I also read a great book on Game 1 of the 1968 World Series titled Pitch By Pitch by Bob Gibson. There were a few stories that related to the Yankees, but mostly this was a book about how Gibson pitched that game against the Detroit Tigers. Gibson tells the tale with honest and candor. I enjoyed that book a great deal.
Who will have the most home runs on the 2020 Yankees – Giancarlo Stanton or Aaron Judge? The answer – Glevber Torres!
Let’s Go Yankees!
And, just as a reminder, the following was posted the other day, but I will share it all again for our readers because we will be making some small site changes late tonight to be ready for tomorrow:
Beginning on Monday, May 4, we are going to have a few changes going into effect. We believe these will enhance the experience for all our readers, even if, at the start, one such change will be a little inconvenient.
1) COMMENTS – It seems that DISQUS, the company we use for the comments has doubled their use of ads. There are now ads before and after the comments. It seems like overkill. We also do not receive any compensation for any of those ads and never have. The only way to get free DISQUS (which we understand and appreciate) is to allow them to run the ads, otherwise we would have to pay for ad-free DISQUS (which just isn’t an option at this time).
Squarespace, which is our web site builder, has a comment program embedded into their product. We have tested that comment feature and it seems to work well. It’s also ad free. That’s a great thing.
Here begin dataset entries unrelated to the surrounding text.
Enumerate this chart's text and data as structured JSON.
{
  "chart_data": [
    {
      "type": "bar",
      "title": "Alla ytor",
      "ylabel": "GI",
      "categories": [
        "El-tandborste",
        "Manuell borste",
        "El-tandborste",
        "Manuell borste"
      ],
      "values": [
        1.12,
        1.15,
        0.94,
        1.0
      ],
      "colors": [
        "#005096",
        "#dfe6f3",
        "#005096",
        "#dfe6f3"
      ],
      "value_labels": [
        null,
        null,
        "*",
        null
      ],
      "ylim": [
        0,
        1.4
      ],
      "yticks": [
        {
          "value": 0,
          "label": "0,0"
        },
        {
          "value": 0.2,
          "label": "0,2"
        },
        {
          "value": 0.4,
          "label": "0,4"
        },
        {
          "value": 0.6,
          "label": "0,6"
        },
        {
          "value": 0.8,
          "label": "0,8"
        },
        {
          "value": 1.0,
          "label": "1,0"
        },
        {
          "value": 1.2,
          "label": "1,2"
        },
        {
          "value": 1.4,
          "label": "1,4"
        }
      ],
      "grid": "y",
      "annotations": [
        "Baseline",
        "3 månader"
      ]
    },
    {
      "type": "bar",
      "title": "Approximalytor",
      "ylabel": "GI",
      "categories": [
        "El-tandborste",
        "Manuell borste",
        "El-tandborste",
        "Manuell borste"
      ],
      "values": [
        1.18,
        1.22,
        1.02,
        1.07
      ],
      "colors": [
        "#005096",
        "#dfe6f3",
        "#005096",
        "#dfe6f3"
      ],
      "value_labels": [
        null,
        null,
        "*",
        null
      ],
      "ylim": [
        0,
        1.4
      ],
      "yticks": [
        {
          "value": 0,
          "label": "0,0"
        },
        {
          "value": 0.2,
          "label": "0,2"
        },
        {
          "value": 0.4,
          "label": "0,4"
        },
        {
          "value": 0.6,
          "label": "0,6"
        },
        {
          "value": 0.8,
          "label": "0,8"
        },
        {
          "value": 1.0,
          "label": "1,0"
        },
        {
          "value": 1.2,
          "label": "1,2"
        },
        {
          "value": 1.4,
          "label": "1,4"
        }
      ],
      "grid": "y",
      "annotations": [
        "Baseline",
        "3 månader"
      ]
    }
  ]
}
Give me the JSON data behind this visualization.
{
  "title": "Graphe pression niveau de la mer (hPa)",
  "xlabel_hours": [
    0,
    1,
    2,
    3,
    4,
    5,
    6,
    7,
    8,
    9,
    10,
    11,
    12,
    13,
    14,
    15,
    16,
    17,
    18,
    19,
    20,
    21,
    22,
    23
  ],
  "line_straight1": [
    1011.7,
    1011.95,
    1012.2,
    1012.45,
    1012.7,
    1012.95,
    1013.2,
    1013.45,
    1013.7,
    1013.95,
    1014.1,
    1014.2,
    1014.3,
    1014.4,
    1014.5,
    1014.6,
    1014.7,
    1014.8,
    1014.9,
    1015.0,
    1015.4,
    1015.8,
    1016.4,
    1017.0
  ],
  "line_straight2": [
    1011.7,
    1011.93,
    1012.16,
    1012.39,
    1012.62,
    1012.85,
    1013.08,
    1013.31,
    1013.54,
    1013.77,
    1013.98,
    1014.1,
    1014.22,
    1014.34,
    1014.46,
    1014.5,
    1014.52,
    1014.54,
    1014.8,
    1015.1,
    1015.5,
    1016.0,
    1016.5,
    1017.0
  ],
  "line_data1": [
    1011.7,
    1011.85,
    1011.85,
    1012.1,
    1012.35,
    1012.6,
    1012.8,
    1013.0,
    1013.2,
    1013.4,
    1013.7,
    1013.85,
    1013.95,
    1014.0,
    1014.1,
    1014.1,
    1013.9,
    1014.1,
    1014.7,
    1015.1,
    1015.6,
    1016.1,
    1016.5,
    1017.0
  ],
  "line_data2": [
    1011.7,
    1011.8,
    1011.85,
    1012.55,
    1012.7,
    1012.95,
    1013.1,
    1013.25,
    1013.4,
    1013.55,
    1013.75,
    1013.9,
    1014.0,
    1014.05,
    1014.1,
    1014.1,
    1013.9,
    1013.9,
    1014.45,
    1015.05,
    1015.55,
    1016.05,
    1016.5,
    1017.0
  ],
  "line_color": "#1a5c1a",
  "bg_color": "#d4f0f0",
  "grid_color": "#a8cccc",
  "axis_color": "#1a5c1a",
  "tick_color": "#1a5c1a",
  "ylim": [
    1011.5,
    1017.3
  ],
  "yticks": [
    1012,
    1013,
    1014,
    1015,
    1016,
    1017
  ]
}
The inconvenience is that readers who would like to submit comments, or be part of our live game threads (when the games return), will have to set-up an account with Squarespace in order to comment.
Please, know, as always, that our commenting rules remain the same.
2) GOOGLE ADS – Also beginning Monday, we are going to partner with Google Ads to help defray all of the costs for maintaining the site. We have been bringing daily content to our readers free for over 30 months. This is a labor of love, but it takes a lot of time, effort, and energy to deliver numerous articles each and every day all year long. We’re going to try out the Google Ads to help us keep this site running, and free, for our readers. Most of our “competitors” are affiliated with big time sports networks, and yet they still have ads all over the place. We don’t plan to do that, but we do need to ad some small ads onto the site.
Over the years, we have noted in previous articles that many (many) blogs and sites have gone behind paywalls (of various forms). Many of our favorite writers are no longer accessible for free. This includes Rob Neyer, Joe Posnanski, Jayson Stark, Mike Axisa, and so many more. Many sites (like the New York Times) that we used to link to in posts and our weekly Saturday Links feature no longer give free access to articles. More and more we are shut out of content. This is just the reality of the Internet. We are not going anywhere, but ads are part of what happens online. Save for a few banners on the side, and any commercials in the video player, we’ve brought our readers ad free content for more than two and a half years. We’re proud of that. Still, we also need to accept the reality that things cannot stay free forever.
3) THANK YOU – Thank you for being loyal readers. We hope these changes are not too inconvenient and that they do not detract, in any way, from your enjoyment of our site.
We appreciate all of you. Thank you for visiting us as often as you do!